Meistens werden Spinnen oder Insekten als Nützlinge bezeichnet. Dieser Name kommt daher, da sie dem Menschen auf irgeneine Art nützlich sind, z. B. dadurch, dass sie Schädlinge als Nahrung gebrauchen. Schädlinge werden so genannt, da sie für den Menschen meistens in biologischer Hinsicht schädlich sind.
Bei dem Auftreten von Nützlingen gibt es eine gewisse Regel. Im 3-Jahres Abstand treten sehr viele Schädlinge auf. Da für die Nützlinge nun genug Nahrung vorhanden ist, vermehren sich diese besonders schnell und stark. Im zweiten Jahr nun sind so viele Nützlinge vorhanden, dass für sie noch ausreichend Nahrung vorhanden ist, sie vermehren sich allerdings nicht mehr so stark. Da nun die Zahl der Nützlinge gesunken ist, können sich die Schädlinge im dritten Jahr wieder stärker vermehren und der Zyklus beginnt von vorne. Dadurch stehen sich die beiden Gruppen immer im Gleichgewicht, abgesehen von geringen Schwankungen.
Da Nützlinge Schäden regulieren oder in erträglichen Grenzen halten können, werden sie auch häufig von Gärtnern im Garten ausgesetzt.
Da Nützlinge in der Nahrungskette weiter oben stehen als Schädlinge, sind Nützlinge immer in kleinerer Anzahl vorhanden als Schädlinge. Sollte dieses Verhältniss durch klimatische Bedingungen (z. B. besonders kalter Winter) gestört werden, kann dieses Ungleichgewicht durch den Einsatz von Pestiziden (auf keinen Fall bei Pflanzen, die zum Verzehr gedacht sind) ausgeglichen werden.
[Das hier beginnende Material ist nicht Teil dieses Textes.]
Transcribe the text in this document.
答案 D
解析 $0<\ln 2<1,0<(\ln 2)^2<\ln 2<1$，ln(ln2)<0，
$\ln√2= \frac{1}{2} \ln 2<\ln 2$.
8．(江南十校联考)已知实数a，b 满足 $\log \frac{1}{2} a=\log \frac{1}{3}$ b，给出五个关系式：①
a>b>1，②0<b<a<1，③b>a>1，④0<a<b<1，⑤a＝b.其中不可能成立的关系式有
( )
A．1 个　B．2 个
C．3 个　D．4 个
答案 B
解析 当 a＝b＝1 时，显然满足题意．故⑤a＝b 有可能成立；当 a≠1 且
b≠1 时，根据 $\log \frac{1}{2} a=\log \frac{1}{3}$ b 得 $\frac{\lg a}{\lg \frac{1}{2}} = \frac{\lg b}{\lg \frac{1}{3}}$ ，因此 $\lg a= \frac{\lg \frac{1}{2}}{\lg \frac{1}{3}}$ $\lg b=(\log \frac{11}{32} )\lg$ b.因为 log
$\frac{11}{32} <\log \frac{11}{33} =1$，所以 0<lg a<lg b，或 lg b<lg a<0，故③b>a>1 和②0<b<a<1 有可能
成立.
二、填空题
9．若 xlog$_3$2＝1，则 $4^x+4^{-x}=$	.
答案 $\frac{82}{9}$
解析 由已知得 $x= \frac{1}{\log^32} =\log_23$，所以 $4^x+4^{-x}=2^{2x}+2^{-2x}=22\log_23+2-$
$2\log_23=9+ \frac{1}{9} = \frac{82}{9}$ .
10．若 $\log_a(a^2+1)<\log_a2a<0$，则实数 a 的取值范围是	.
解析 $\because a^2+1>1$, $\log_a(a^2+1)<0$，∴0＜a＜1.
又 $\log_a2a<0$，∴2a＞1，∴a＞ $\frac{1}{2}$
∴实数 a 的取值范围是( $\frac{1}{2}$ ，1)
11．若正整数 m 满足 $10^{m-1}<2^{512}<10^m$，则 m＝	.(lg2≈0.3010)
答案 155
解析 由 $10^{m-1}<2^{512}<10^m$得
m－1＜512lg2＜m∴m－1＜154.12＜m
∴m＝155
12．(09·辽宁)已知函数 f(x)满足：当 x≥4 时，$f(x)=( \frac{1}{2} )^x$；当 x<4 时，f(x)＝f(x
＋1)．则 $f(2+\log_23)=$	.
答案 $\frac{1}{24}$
Da nach einem solchen Einsatz die Schädlinge sich schneller vermehren können als Nützlinge, denn deren Beute, die Schädlinge, kurz nach der Besprühung noch nicht in ausreichender Zahl vorhanden sind, wird es irgendwann zwangläufig zu einem deutlichen Überschuss an Schädlingen kommen. Unter diesen Bedingungen können sich nun Nützlinge ungehindert vermehren. Da nun deren Population über das Gleichgewicht hinauswächst, müssen abermals Chemikalien eingesetzt werden, um die Anzahl einzudemmen. Nun sind danach wieder mehr Schädlinge als Nützlinge vorhanden und wegen der oben genannten Gründe kommt es bald wieder zu einem Überschuss an Nützlingen. Ein Wiederherrstellung des natürlichen Gleichgewichts ist nicht mehr möglich. Durch diesen Teufelskreis gerät das Gleichgewicht immer mehr außer Kontrolle und es besteht kaum eine Möglichkeit ihn zu unterbrechen.
Nur eine spezielle Förderung von Nützlingen und ohne den Einsatz von Pestiziden kann man dieser Lage wieder Herr werden und hoffen, dass sich das natürliche Gleichgewicht nach einiger Zeit wieder einstellt.